The nuances of Jackie's accent turn out to be incredibly telling, in some ways key to understanding her character, and are employed both subtly and powerfully by Portman. Pablo Larrín's much-lauded film is very much concerned with public and private identity and the First Lady's refined public persona on display here came courtesy of Miss Potter's School. Her particular accent is the invented, affected mid-Atlantic, an indication not of place, but of status. It was the defining voice of the educated American Upper Class, but it was also the contrived voice of theatre and film of time. It's a voice that's essentially performative and surface.

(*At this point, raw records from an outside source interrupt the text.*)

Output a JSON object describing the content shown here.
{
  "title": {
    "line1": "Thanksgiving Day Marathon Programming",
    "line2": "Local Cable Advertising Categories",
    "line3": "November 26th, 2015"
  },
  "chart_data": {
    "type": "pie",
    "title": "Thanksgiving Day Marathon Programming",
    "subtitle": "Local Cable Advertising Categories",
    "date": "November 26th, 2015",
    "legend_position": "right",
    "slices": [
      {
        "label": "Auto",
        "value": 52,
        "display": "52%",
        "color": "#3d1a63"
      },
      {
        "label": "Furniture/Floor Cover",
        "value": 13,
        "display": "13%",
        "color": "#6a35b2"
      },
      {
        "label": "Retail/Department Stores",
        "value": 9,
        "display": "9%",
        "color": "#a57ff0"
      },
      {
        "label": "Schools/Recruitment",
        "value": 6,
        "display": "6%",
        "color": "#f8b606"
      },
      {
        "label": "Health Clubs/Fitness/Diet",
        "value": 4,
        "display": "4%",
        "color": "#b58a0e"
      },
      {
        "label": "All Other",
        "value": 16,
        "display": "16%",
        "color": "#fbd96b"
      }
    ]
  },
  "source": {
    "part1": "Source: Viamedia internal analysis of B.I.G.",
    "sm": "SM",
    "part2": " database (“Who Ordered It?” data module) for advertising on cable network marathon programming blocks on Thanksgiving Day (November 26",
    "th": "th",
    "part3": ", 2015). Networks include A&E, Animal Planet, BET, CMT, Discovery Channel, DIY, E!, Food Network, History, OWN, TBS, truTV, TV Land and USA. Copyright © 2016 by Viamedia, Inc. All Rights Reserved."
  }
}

One of the primary set pieces of Larrín's film finds Jackie visited by a reporter from Life just days after the assassination of her husband. Any moment during the interview in which she's candid or emotional she'll cap with an insistence that her words or disposition not be included in the article. Her true self is off the record. For instance, the profile can't even mention her smoking because -- she asserts, taking a drag -- of course she doesn't smoke. Or, follow up questions about one thing or another that she's said get ignored because, officially, she never said those things. These difference between what Jackie will say and what she'll allow to be published make for the most overt examples, in a film that is all about the subtle oscillation between one and the other, of the First Lady constantly balancing how she appears with how she is.
Jackie itself is as laconic and graceful as its subject, and the film's real power -- and this is the triumph of Portman's probably-award-winning performance -- comes when the public face slips and the real Jackie -- intelligent, proud, and at the time profoundly grief-stricken -- comes through. It can be difficult to pinpoint these moments, to tell when the First Lady is being fully, rawly herself. But it gets easier when you realize the poker player's tell that Portman and Larrín built into the performance. When Jackie drops the mid-Atlantic accent, letting the remnant of her New Yorker childhood come through, you're seeing the real her.
Jackie is an intimate and poetic tribute to a woman -- the onetime mother of the country -- whose legacy is so often withered by the pall of her husband and the attendant tragedy of his assassination. This is no bloated, bullet point biopic, but rather a concise and sensitive portrait, so fine-tuned that even the momentary slip of an accent is revelatory.